Elasticsearch：Analyzer 在 Python 中的运用

Posted 2021-10-22 中国社区官方博客

tags:

篇首语：本文由小常识网(cha138.com)小编为大家整理，主要介绍了Elasticsearch：Analyzer 在 Python 中的运用相关的知识，希望对你有一定的参考价值。

在今天的文章中，我来介绍如何在 Python 中使用 Analyzer。有关 Analyzer 的文章，请参考 “Elastic：菜鸟上手指南” 中的 “中文分词器介绍” 部分介绍。

安装

我们首先来安装 Elasticsearch 及 Kibana。你可以参考 “Elastic：菜鸟上手指南” 中的文章来安装 Elasticsearch 及 Kibana。你可以参考文章 “Elasticsearch：IK 中文分词器” 来安装 IK 中文分词器。千万要记得安装分词器后，要重新启动 Elasticsearch。

我们可以参考文章 “Elasticsearch：使用 Jupyter Notebook 创建 Python 应用导入 CSV 文件” 来设置自己的 Python 及 Jupyter 环境。

展示

我们首先创建一个叫做 analyzer 的 notebook。我们输入如下的代码：

try:
    from elasticsearch import Elasticsearch 
    
    print("All Modules Loaded ! ")
except Exception as e:
    print("Some Modules are Missing {}".format(e))
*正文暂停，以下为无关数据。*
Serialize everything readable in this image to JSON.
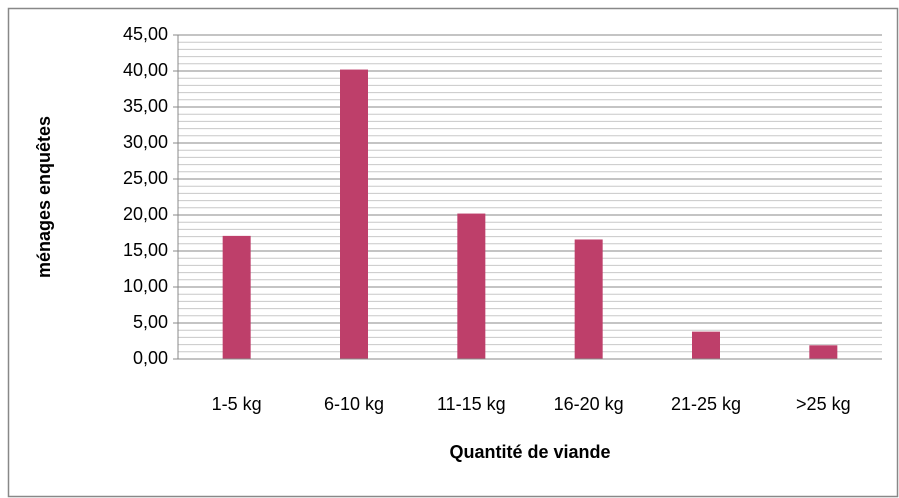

关于 Elasticsearch 自带的 analyzer 的描述可以在官方文档 Built-in analyzer reference | Elasticsearch Guide [master] | Elastic

我们接下来创建和 Elasticsearch 的连接：

def connect_elasticsearch():
    es = None
    es = Elasticsearch([{'host': 'localhost', 'port': 9200}])
    if es.ping():
        print('Yupiee  Connected ')
    else:
        print('Awww it could not connect!')
    return es
es = connect_elasticsearch()
es.ping()

我们尝试各种 built-in 的 analyzer：

analyzers = {"standard", "simple", "whitespace", "stop", "keyword", "pattern", "fingerprint"}
for analyzer in analyzers:
    res = es.indices.analyze(body={
        "analyzer": analyzer,
        "text": "This is exactly what I want"
    })
    
    print("======", analyzer, "=======")
    for i in res['tokens']:
        print(i['token'])
    print("\\n")

我们来试一下中文的分词器：

es.indices.analyze(body= {
    "analyzer": "ik_smart",
    "text": "我爱北京天安门"
})

试一下 standard 分词器：

es.indices.analyze(body= {
    "analyzer": "standard",
    "text": "This is most wonderful career in my life"
})

body = {
    "settings": {
        "number_of_shards": 1,
        "number_of_replicas": 0
    },
    "mappings": {
        "properties": {
            "text": {
                "type": "text",
                "fields": {
                  "english": { 
                    "type":     "text",
                    "analyzer": "whitespace"
                  }
                }
            }
        }        
     }
}
# create index
es.indices.create(index="my_index", ignore=400, body=body)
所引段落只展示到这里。